Segundo a Secretaria Municipal de Saúde de Parauapebas e informações apuradas pela reportagem, Cidmar começou a se sentir mal em 29 de março. Ele deu entrada no serviço de saúde particular do hospital Yutaka Takeda no dia 04 de abril. Na quarta (8), a saúde piorou e ele foi encaminhado para a UTI também particular da Intensicare. Cidmar não tem histórico de viagem recente. A prefeitura confirmou a morte.

Em nota, a Vale respondeu que considera o caso ainda “suspeito”. “A Vale lamenta informar o falecimento de um de seus empregados, ocorrido na tarde desta sexta-feira, 10/4, em Parauapebas (PA), com suspeita de Covid-19. A empresa aguarda os laudos com os resultados dos exames para confirmar a causa da morte. A empresa está prestando todo apoio à família”, diz o texto enviado.

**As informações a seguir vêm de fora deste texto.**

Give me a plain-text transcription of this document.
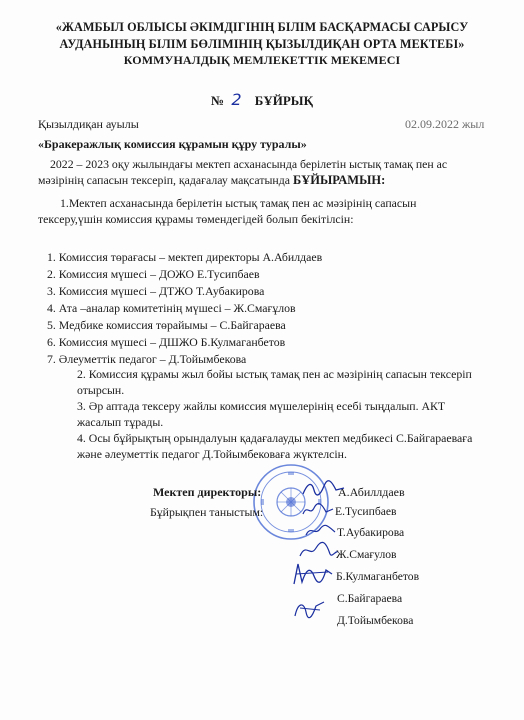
«ЖАМБЫЛ ОБЛЫСЫ ӘКІМДІГІНІҢ БІЛІМ БАСҚАРМАСЫ САРЫСУ
АУДАНЫНЫҢ БІЛІМ БӨЛІМІНІҢ ҚЫЗЫЛДИҚАН ОРТА МЕКТЕБІ»
КОММУНАЛДЫҚ МЕМЛЕКЕТТІК МЕКЕМЕСІ
№ 2 БҰЙРЫҚ
Қызылдиқан ауылы	02.09.2022 жыл
«Бракеражлық комиссия құрамын құру туралы»
2022 – 2023 оқу жылындағы мектеп асханасында берілетін ыстық тамақ пен ас
мәзірінің сапасын тексеріп, қадағалау мақсатында БҰЙЫРАМЫН:
1.Мектеп асханасында берілетін ыстық тамақ пен ас мәзірінің сапасын
тексеру,үшін комиссия құрамы төмендегідей болып бекітілсін:
1. Комиссия төрағасы – мектеп директоры А.Абилдаев
2. Комиссия мүшесі – ДОЖО Е.Тусипбаев
3. Комиссия мүшесі – ДТЖО Т.Аубакирова
4. Ата –аналар комитетінің мүшесі – Ж.Смағұлов
5. Медбике комиссия төрайымы – С.Байгараева
6. Комиссия мүшесі – ДШЖО Б.Кулмаганбетов
7. Әлеуметтік педагог – Д.Тойымбекова
2. Комиссия құрамы жыл бойы ыстық тамақ пен ас мәзірінің сапасын тексеріп
отырсын.
3. Әр аптада тексеру жайлы комиссия мүшелерінің есебі тыңдалып. АКТ
жасалып тұрады.
4. Осы бұйрықтың орындалуын қадағалауды мектеп медбикесі С.Байгараеваға
және әлеуметтік педагог Д.Тойымбековаға жүктелсін.
Мектеп директоры:	А.Абиллдаев
Бұйрықпен таныстым:	Е.Тусипбаев
Т.Аубакирова
Ж.Смағулов
Б.Кулмаганбетов
С.Байгараева
Д.Тойымбекова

Perguntada por que a suspeita permanece e se confirmava as informações da secretaria, a Vale disse que iria se ater à nota.

O vereador Zacarias Marques (Progressistas), confirmou em conversa comigo por telefone que Cidmar é mesmo funcionário da Vale e que foi feita uma reunião esta manhã com a presença da mineradora e o secretário de saúde de Parauapebas, Gilberto Laranjeiras. Procurado, o secretário e a sua assessoria não retornaram até o momento.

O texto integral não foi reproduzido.